Gout flares may occur and are frequently observed upon initiation of antihyperuricemic therapy.
High antibody titer was associated with a higher incidence of infusion reactions and failure to maintain pegloticase-induced normalization of uric acid.
Because of the immunogenicity of pegloticase, patients receiving re-treatment may be at increased risk of anaphylaxis and infusion reactions. Carefully monitor patients receiving re-treatment after a drug-free interval.
No cases of overdose have been reported.
- Advise patients taking pegloticase to read the Medication Guide before use for the first time and with each subsequent treatment.
- Inform patients that anaphylaxis and infusion reactions can occur at any infusion while on therapy. Counsel patients on the importance of adhering to any prescribed medications to help prevent or lessen the severity of these reactions.
- Educate patients on the signs and symptoms of anaphylaxis, including hemodynamic instability, perioral or lingual edema, rash or urticaria, and wheezing.
- Educate patients on the most common signs and symptoms of an infusion reaction, including chest discomfort, chest pain, dyspnea, erythema, flushing, rash, and urticaria.
- Advise patients to seek medical care immediately if they experience any symptoms of an allergic reaction during or at any time after the infusion.

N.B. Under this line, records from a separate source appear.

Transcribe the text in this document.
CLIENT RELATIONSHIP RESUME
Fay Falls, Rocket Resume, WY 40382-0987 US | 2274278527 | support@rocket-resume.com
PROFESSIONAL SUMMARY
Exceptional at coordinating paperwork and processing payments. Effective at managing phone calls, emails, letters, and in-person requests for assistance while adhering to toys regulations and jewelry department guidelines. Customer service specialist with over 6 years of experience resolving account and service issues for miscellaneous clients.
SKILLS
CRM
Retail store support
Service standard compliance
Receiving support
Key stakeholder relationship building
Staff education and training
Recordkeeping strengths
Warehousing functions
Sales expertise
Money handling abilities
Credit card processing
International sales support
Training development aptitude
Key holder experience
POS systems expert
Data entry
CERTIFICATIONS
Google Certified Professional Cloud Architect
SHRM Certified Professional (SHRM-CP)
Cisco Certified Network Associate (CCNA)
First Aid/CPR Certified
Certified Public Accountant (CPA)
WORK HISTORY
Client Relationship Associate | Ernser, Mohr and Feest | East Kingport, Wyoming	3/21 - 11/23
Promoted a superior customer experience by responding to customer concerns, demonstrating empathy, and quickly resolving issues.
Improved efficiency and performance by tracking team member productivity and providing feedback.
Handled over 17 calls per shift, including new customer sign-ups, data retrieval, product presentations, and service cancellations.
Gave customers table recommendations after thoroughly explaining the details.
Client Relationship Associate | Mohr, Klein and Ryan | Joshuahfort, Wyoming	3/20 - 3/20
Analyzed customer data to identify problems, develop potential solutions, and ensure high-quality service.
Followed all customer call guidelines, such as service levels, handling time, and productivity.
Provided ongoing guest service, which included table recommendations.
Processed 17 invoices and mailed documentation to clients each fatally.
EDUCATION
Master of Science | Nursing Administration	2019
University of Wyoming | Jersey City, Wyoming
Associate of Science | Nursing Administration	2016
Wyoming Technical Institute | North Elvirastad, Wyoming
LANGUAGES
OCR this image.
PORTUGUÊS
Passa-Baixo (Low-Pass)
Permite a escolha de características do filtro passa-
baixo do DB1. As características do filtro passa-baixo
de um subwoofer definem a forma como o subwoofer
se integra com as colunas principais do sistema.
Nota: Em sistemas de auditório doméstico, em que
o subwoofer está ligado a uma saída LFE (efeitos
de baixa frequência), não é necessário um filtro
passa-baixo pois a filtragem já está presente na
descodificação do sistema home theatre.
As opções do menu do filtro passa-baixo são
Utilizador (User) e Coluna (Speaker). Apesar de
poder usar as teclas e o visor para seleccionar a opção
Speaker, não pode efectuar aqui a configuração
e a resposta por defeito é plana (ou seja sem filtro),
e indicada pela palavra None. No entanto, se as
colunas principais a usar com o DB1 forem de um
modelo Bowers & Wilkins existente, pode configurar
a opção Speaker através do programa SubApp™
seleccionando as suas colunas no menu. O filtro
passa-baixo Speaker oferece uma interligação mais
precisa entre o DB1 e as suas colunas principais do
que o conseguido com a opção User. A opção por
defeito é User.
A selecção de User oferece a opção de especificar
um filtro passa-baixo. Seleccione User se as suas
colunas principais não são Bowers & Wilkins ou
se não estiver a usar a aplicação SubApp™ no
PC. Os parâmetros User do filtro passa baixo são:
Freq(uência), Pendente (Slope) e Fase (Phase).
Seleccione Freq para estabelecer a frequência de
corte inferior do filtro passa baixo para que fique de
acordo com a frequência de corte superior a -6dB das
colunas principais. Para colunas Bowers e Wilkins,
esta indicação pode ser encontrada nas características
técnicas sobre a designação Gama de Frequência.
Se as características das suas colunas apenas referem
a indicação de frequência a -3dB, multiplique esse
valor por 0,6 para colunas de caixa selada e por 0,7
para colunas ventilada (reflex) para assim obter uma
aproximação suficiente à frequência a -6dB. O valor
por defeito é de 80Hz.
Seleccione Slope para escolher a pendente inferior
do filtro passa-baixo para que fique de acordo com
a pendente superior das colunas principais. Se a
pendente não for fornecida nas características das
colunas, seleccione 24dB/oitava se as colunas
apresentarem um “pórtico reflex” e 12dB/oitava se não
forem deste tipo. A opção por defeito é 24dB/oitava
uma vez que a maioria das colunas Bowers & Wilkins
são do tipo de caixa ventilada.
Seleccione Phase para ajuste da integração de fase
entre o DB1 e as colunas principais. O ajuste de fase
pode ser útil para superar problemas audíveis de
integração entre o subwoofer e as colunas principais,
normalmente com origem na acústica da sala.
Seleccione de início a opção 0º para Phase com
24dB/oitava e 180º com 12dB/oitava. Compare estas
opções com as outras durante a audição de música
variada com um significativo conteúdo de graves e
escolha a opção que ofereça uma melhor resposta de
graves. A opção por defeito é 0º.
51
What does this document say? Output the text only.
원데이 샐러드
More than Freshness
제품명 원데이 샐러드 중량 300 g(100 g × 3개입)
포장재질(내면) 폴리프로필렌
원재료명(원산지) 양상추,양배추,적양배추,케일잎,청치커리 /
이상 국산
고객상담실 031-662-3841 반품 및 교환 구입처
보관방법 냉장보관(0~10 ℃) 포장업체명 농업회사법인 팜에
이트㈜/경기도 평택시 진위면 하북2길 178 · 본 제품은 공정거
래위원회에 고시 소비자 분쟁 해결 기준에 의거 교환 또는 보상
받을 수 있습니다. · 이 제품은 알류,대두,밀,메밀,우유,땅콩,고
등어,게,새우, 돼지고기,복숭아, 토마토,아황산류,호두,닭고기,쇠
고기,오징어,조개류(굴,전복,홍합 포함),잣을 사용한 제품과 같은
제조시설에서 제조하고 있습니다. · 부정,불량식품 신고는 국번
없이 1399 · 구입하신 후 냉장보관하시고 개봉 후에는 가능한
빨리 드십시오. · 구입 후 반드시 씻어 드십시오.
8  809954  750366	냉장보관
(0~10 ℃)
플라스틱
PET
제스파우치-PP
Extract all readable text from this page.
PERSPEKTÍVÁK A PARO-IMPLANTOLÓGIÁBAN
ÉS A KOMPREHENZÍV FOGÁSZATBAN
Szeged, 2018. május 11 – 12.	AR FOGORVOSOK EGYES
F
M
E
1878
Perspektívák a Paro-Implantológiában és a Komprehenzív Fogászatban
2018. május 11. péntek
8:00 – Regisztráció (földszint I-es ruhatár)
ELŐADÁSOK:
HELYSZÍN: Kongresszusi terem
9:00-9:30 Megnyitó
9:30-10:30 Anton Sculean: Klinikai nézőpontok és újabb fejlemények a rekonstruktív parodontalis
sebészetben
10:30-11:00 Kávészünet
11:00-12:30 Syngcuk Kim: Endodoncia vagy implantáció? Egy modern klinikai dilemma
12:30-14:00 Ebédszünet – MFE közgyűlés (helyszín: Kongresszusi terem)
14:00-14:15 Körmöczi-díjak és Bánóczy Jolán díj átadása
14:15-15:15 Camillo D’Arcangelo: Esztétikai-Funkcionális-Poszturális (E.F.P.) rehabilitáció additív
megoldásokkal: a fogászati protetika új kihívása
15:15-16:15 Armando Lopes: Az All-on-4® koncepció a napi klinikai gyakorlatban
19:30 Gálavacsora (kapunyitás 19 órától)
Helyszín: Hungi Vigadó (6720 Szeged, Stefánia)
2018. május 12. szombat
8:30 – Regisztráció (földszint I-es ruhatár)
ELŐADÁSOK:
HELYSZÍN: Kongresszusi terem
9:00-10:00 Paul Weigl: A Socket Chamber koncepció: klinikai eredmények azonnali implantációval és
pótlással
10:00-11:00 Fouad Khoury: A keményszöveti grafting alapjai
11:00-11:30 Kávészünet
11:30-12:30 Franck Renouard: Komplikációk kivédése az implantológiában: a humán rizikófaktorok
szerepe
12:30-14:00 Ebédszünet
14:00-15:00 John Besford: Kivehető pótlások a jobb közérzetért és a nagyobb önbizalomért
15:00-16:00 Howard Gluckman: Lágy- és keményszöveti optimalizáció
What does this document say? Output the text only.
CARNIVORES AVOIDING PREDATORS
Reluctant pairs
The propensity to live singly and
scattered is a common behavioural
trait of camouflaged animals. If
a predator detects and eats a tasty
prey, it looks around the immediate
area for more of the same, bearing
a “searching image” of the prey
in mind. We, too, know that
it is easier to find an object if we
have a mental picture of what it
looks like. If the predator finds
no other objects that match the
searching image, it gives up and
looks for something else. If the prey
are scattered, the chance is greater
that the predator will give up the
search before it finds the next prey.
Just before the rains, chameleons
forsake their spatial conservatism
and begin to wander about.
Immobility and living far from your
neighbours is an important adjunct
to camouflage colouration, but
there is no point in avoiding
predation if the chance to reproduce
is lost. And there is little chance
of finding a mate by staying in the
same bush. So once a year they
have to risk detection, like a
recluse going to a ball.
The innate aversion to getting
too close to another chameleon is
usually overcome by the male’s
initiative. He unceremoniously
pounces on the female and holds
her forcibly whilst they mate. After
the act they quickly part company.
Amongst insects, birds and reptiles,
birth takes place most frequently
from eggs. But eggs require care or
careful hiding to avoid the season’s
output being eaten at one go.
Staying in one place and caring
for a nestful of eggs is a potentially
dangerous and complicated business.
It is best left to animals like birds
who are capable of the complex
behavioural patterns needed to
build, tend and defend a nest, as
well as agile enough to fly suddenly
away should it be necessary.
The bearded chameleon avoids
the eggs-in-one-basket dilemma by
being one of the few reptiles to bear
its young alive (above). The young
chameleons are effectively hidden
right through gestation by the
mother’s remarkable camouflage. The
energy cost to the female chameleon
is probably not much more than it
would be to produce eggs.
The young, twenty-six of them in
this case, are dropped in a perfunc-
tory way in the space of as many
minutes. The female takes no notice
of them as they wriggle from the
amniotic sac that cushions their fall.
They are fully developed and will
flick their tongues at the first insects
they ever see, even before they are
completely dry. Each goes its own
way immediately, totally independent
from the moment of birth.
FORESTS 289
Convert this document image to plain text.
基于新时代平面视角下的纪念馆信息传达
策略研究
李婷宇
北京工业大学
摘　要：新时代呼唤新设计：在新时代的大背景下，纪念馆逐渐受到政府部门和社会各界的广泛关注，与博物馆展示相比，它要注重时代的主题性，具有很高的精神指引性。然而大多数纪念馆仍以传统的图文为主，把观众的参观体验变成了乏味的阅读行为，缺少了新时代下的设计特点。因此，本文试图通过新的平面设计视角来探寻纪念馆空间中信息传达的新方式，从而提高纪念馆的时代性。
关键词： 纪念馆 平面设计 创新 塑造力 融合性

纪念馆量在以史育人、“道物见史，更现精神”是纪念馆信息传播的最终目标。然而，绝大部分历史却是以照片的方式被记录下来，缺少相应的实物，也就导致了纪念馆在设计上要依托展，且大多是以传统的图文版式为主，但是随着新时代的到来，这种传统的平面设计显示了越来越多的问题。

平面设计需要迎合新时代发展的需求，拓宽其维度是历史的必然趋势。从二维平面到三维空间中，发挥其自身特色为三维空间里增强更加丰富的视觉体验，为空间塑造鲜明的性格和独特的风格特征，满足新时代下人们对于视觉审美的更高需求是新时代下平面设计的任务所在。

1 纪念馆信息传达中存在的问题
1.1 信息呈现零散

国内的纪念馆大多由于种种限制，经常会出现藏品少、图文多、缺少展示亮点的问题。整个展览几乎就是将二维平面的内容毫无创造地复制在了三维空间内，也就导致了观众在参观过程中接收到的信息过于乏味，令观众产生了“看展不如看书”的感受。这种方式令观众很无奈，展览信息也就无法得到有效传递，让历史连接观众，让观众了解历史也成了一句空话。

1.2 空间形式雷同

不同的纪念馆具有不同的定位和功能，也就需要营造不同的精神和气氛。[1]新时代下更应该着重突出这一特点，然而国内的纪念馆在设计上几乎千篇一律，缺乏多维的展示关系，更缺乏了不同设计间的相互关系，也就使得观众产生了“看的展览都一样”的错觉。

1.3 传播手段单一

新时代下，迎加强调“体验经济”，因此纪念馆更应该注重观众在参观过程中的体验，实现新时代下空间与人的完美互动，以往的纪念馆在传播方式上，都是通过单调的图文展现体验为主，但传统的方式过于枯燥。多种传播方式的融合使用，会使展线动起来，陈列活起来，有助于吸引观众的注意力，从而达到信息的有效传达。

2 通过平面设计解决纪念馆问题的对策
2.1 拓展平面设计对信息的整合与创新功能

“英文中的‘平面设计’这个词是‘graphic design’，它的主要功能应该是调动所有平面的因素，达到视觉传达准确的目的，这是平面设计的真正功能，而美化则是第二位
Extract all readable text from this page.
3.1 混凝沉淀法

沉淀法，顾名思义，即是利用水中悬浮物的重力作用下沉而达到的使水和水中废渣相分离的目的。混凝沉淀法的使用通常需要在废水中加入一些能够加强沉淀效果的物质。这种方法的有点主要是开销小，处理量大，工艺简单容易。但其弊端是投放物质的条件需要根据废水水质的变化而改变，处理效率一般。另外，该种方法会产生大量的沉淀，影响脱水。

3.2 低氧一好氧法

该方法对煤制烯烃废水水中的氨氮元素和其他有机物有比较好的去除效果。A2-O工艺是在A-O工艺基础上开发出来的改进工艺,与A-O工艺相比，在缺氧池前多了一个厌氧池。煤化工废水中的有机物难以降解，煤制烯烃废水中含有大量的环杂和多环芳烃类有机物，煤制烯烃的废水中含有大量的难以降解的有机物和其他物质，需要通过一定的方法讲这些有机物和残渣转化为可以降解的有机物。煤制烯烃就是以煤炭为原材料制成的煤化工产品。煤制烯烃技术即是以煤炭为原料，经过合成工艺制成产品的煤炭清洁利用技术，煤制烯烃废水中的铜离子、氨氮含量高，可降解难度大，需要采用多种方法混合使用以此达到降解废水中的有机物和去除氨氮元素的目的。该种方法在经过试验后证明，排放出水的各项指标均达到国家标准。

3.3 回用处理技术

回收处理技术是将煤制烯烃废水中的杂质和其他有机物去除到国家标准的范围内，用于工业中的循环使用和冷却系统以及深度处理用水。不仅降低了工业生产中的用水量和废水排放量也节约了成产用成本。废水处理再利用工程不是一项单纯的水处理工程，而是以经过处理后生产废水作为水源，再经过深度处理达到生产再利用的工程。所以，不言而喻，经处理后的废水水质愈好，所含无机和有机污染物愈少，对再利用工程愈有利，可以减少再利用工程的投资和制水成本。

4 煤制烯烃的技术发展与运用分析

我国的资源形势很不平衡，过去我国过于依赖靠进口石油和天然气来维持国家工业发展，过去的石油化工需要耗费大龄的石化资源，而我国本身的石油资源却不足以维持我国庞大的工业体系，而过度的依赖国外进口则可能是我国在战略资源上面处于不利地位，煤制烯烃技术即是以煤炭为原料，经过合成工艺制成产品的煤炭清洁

- Inform patients not to take the medication if they have a condition known as G6PD deficiency and that they may need to be tested to determine if they have G6PD deficiency, unless already known.
- Explain to patients that gout flares may initially increase when starting treatment and that medications to help reduce flares may need to be taken regularly for the first few months after pegloticase is started.
- Advise patients that they should not stop pegloticase therapy if they have a flare.